Farfetch is a leading global marketplace for the luxury fashion industry. The Farfetch Marketplace connects customers in over 190 countries and territories with items from more than 50 countries and over 1,400 of the world's best brands, boutiques, and department stores, delivering a truly unique shopping experience and access to the most extensive selection of luxury on a global marketplace.
We're on a mission to build end-to-end products and technology that powers an incredible e-commerce experience for luxury customers everywhere, understanding the motivations and needs of our customers and partners, to designing and testing hypotheses, to creating industry-leading experiences for luxury customers.
Our office is near Porto, in the north of Portugal, and is located in a vibrant business hub. It offers a dynamic and welcoming environment where our employees can connect and network with a large community of tech professionals.
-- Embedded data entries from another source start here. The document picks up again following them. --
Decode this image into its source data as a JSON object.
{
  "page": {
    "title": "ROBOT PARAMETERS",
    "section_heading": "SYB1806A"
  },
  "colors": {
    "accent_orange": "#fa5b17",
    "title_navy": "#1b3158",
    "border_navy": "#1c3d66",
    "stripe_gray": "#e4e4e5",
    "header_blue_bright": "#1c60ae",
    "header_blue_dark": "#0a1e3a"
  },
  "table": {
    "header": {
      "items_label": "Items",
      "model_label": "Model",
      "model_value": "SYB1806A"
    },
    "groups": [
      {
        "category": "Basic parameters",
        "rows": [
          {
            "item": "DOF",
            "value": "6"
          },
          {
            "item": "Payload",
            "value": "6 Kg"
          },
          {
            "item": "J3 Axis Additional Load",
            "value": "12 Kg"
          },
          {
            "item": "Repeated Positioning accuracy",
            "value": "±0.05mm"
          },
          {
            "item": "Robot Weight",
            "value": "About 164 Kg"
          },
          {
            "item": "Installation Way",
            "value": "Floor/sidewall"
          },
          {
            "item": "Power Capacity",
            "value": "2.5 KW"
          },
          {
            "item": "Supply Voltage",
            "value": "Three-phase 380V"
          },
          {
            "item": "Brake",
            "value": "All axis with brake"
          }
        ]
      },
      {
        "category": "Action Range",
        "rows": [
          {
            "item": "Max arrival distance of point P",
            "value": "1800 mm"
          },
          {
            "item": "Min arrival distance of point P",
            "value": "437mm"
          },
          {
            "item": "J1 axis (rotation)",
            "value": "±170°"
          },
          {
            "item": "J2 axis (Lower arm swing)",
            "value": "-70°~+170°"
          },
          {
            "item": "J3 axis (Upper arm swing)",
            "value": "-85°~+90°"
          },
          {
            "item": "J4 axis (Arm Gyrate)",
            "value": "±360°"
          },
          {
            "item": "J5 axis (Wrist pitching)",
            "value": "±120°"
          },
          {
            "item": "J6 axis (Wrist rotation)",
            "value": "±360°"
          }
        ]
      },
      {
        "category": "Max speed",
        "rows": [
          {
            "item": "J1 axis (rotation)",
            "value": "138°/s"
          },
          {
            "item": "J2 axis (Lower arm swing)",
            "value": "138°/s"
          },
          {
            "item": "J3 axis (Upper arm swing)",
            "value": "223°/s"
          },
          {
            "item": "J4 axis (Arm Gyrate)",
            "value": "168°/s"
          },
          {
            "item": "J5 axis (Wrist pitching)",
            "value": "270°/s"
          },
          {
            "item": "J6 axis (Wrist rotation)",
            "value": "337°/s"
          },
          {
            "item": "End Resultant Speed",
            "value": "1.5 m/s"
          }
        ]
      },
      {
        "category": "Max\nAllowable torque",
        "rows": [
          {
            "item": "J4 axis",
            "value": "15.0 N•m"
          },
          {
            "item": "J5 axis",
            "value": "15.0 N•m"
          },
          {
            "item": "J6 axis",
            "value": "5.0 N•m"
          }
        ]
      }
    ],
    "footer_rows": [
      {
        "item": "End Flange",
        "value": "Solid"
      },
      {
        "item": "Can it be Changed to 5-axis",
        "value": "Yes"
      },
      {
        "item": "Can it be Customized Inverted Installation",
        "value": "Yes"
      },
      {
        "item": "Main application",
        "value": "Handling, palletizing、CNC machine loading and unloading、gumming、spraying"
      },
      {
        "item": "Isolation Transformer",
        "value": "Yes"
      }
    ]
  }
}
We are looking for a Machine Learning Engineer to join our Data Science Product Matching team: the main objective of Product Matching is to determine which of our competitors are selling the same products as us and what these products are, to support the definition of competitiveness strategies and enable a more efficient reaction. You will report to a Software Engineer Lead and work with other Machine Learning Engineers, Data Scientists, Product Managers, and other technical teams, both here in Portugal and across our other locations, shaping the technical direction of a critically important part of Farfetch. Your role will involve preparing data science solutions for use and integrating them into our internal business products or operational systems.